With sales driven more and more by larger crossovers, sport utility vehicles and pickup trucks, the average stated fuel economy of new light vehicles sold in the United States was lower in August.
According to the latest report on the matter released by the University of Michigan, the upfront average fuel economy has gone down lately by two percent compared to the record high established last year. The study delivered on a monthly basis from the university’s Transportation Research Institute gathers information on the average window sticker fuel economy of cars, light trucks, vans and SUVs delivered in the United States – the figure was 25.3 mpg for last month, lower than the July tally of 25.4 miles per gallon. Researchers Brandon Schoette and Michael Sivake first started recording the figures back in October 2007 and the best figure to date was recorded last year when it averaged 25.8 mpg. So far after the first eight months of the year, the yearly average fuel efficiency is at 25.4 mpg, the same as for the entire last year.

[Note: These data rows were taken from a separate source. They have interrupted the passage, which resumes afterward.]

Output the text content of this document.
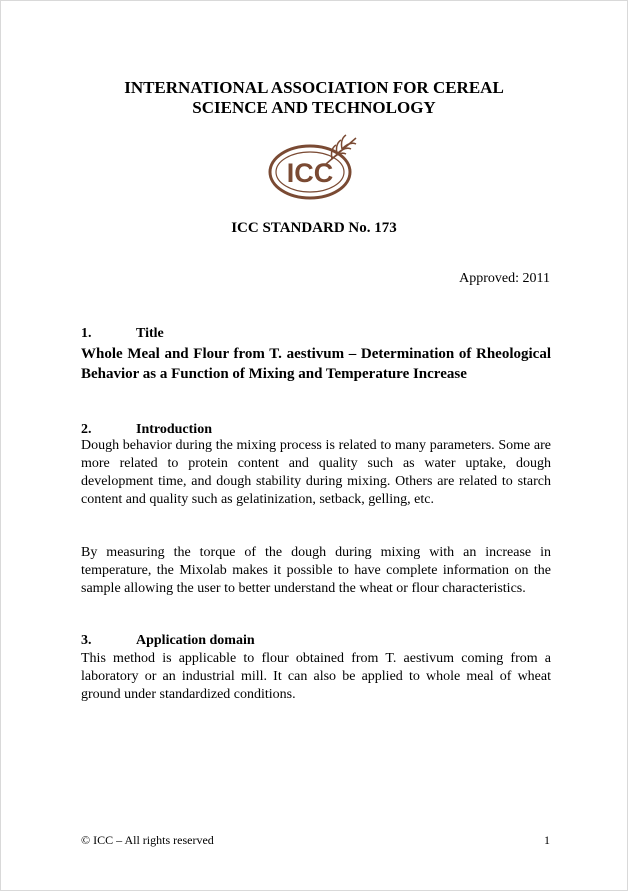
INTERNATIONAL ASSOCIATION FOR CEREAL
SCIENCE AND TECHNOLOGY
ICC
ICC STANDARD No. 173
Approved: 2011
1.	Title
Whole Meal and Flour from T. aestivum – Determination of Rheological Behavior as a Function of Mixing and Temperature Increase
2.	Introduction
Dough behavior during the mixing process is related to many parameters. Some are more related to protein content and quality such as water uptake, dough development time, and dough stability during mixing. Others are related to starch content and quality such as gelatinization, setback, gelling, etc.
By measuring the torque of the dough during mixing with an increase in temperature, the Mixolab makes it possible to have complete information on the sample allowing the user to better understand the wheat or flour characteristics.
3.	Application domain
This method is applicable to flour obtained from T. aestivum coming from a laboratory or an industrial mill. It can also be applied to whole meal of wheat ground under standardized conditions.
© ICC – All rights reserved	1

Another, related study made by the institute that covers the average emissions of greenhouse gases emitted by each driver in the US announced that in June (the most recent month covered by the research) the tally has grown by 3.8 percent compared to the same period last year. This could further enhance the worries expressed by the US automakers which have been keen on calling for a modification of the fuel economy standards set to be introduced by 2025. The CAFE regulation calls for a fleet wide average fuel economy of 54.5 mpg by 2025. But the conundrum is also triggered by the carmakers themselves – they have been pushing numerous new crossovers, sport utility vehicles and pickups to the market to take advantage of the consumer love for these types of vehicles. Meanwhile, smaller and more efficient models have fallen out of favor, with sales of passenger cars being outstripped on a monthly basis by the light trucks.